Tobias Gelencsér FiBL Kartoffelbauberater und Mitorganisator der Tagung, diskutierte anschliessend mit den Landwirten welches die Erfahrungen in der Kartoffelkäferregulierung bei Novodorverzicht seien. Neben gut versorgten und fitten Pflanzen, fängt die Prävention bei der Bodenstruktur und somit beim Saatzeitpunkt an. Der Einsatz von Neem Azal soll ausserdem möglichst früh auf die noch sehr jungen Kartoffelkäferlarven erfolgen. Matchentscheidend ist hier ebenfalls wieder die Feldüberwachung. 
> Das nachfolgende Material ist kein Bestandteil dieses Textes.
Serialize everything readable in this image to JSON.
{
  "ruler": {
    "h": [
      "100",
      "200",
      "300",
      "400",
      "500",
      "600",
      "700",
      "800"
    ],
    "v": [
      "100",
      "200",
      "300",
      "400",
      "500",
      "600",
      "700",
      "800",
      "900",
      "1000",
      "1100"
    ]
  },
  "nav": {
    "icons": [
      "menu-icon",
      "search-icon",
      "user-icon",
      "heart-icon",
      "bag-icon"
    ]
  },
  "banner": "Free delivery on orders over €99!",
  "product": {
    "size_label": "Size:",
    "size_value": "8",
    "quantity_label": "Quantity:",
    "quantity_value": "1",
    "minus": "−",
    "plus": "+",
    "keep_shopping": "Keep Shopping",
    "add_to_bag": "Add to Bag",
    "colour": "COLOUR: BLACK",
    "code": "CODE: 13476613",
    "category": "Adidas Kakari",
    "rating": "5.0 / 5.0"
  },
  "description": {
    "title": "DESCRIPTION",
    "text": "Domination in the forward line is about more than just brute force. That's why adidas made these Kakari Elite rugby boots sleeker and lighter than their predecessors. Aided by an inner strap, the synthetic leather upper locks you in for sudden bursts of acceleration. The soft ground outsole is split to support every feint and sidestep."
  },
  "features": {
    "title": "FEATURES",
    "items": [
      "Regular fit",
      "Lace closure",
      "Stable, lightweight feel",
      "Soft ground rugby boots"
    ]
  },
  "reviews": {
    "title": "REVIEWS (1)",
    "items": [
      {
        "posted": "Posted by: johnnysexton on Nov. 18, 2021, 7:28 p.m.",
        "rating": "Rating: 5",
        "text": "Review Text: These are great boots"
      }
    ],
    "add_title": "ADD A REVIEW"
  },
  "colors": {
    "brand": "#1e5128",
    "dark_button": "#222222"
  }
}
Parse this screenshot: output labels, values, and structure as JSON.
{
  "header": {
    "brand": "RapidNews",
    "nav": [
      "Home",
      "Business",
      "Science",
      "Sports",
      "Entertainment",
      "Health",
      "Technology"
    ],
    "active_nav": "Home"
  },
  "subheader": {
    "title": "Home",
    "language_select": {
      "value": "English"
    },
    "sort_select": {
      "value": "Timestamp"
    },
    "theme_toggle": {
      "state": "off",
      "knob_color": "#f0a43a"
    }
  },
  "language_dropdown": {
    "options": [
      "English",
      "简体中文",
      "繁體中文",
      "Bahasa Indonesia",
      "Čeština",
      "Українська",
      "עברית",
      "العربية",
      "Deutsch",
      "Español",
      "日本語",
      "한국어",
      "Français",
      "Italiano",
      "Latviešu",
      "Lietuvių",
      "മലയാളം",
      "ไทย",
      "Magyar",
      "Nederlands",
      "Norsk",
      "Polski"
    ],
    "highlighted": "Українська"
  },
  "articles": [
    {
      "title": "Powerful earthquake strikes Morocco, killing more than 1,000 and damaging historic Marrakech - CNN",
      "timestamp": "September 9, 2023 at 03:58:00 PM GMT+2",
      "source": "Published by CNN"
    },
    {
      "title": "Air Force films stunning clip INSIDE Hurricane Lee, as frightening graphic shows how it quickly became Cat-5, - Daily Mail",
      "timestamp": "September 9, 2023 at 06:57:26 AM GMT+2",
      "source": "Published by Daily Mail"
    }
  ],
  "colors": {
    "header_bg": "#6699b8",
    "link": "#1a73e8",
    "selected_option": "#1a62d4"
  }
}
Krautvernichtung mittels Staudenziehen und Crop.Zone

Neue Möglichkeiten in der Krautvernichtung wurden von Julian Schneuwly, selber Landwirt und frischer Bachelorabsolvent von der HAFL, mit dem Staudenziehen und von Lorenz Büchel von der Agroline mit dem elektrischen Verfahren Crop.Zone vorgestellt. Bei diesem Gerät wird vorne am Traktor ein Tank mit einem Sprühgerät befestigt und eine Leitflüssigkeit appliziert. Die Abtötung der Pflanze erfolgt dann mittels Elektrizität, welche mit einem hinten auf der Maschine befestigtem Generator, erzeugt wird. 
Beim vom Schneuwly durchgeführten Versuch wurde das Staudenziehen mit der Crop.Zone Methode und einem konventionellem Mittel (Spotlight Plus) verglichen. 40 Tage nach der Anwendung wiesen alle Verfahren dieselbe Effektivität auf.

Sortenwahl Biokartoffeln – neue resistentere Sorten

Offizieller Abschluss bildete das Referat von Tobias Gelencsér zu den aktuellen Sortenprüfungsresultaten vom FiBL. Wie bereits von den Vorrednern erwähnt war das 2021 ein besonders günstiges Jahr, um krautfäuletolerante resp. resistente Sorten zu testen. Das FiBL baute zu diesem Zweck vier resistentere Sorten (Muse, Emanuelle, Simonetta und Camelia) zusammen mit der Referenzsorte Erika an. Mit den Resultaten war Gelencsér sehr zufrieden, bei der Krankheitsbonitur verfügten die resistenteren Sorten über deutlich gesündere Blätter, was sich schliesslich in auch im höheren Erträgen spiegelte.

Verschiedene Resistenzen gegenüber der Krautfäule
Anfällige und resistente Kartoffelsorte auf dem gleichen Feld, heuer waren die Resistenzunterschiede auf die Krautfäule deutlich ersichtlich.

Degustation der Sorten – die Siegerin heisst…

Ein schönes Blattwerk und ein hoher Ertrag sind schön – die Kartoffel muss aber auch vom Endverbraucher akzeptiert werden. Die Kursteilnehmer konnten zu diesem Zwecke zum Schluss noch zehn Kartoffelsorten (neue, sowie bereits auf der Sortenliste vorkommende) degustieren und anonym via Handy bewerten. Das Testresultat stand schnell fest. Siegerin war die Vitabella, welche im 2021 somit nicht nur auf dem Feld, sondern auch auf dem Teller brillierte.